Live music was one of the first casualties of the coronavirus pandemic, and nine months in—with government assistance dried up and no clear path to safely reopening in sight—things in the industry are only getting worse. Stages across Texas have been dark since March, and even with the hope provided by the first vaccinations this week, there’s no obvious timeline for when it will be safe for crowds to gather in clubs again. The pandemic has already resulted in the permanent closure of major venues like Austin’s Barracuda and Threadgill’s; on Monday, it also claimed the state’s largest independent concert promoter, Margin Walker Presents, which announced on Twitter today that it will be shutting down.

https://twitter.com/MarginWalkerTX/status/1338574125200248832

The move comes three months after widespread layoffs at Austin-based C3 Presents, a subsidiary of concert industry behemoth Live Nation, which promotes events like the Austin City Limits Festival and Lollapalooza. Both announcements reflect the difficulties faced by the live music industry, which been decimated by the pandemic—but the loss of Margin Walker also portends a particularly dire future for Texas music.

The stakes in the music industry right now are high, especially for those in the business who walk the margins—a group that includes independent promoters as well as artists, venues, record labels, booking agents, and others for whom music is a labor of love as well as commerce. While the sector as a whole remains mostly in stasis, there are troubling signs that the future might hold fewer opportunities for those players. When it’s safe to host live events, venues rely on promoters like Margin Walker to ensure that there’s a steady stream of talent that fans want to hear performed on their stages, while artists need those venues to have audiences to play for. A more consolidated music business—one in which a well-funded corporate promoter like Live Nation, which received a $500 million investment from Saudi Arabia’s Public Investment Fund in April, faces less competition—will be a tougher one for venues that prize their independence, and for artists trying to survive in an industry that’s come to rely on live events as a chief source of revenue.

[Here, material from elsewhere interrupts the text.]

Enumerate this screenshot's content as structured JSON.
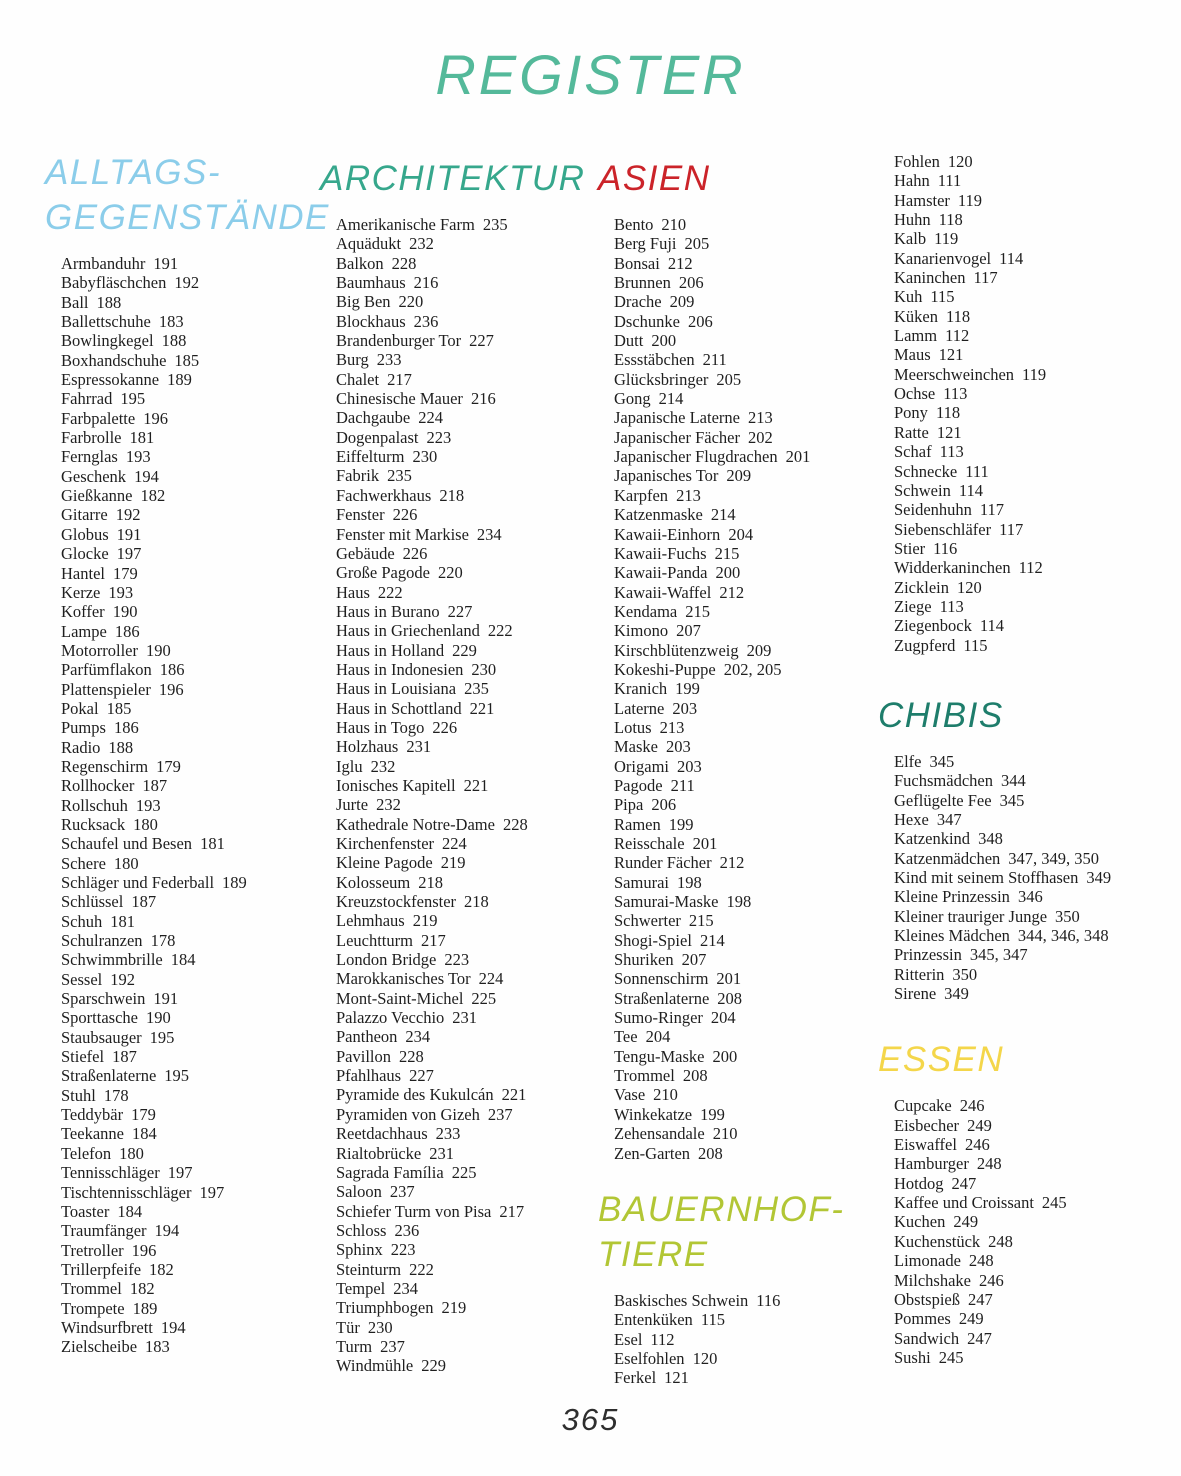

The existence of midsized regional promoters like Margin Walker has been a critical part of a delicate live music ecosystem, in other words, and their absence will be felt throughout the industry. No one quite knows what that industry will end up looking like after the pandemic. Some venues will continue to hold on, while—in the continued absence of government assistance—many more are expected to close in the coming months. There will always be artists who want to perform, but whether there’ll still be opportunities for young musicians to earn a living off of their work, or if the next generation will need to have wealthy parents or day jobs that preclude touring, is a question whose answers have begun to look increasingly grim.

One thing we do know, though, is that Margin Walker—which worked with beloved venues such as Austin’s Mohawk, Cheer Up Charlies, and Barracuda, as well as Houston’s White Oak Music Hall, Dallas’s Club Dada and Bomb Factory, and San Antonio’s Paper Tiger—was a widely respected enterprise run by longtime industry professionals who are and were deeply passionate about the music they brought to fans. If the music industry is evolving to a place where that’s no longer enough for a promoter to survive, then the future of concertgoing is going to be a whole lot less fun, even after everyone in the crowd is vaccinated and ready to rock.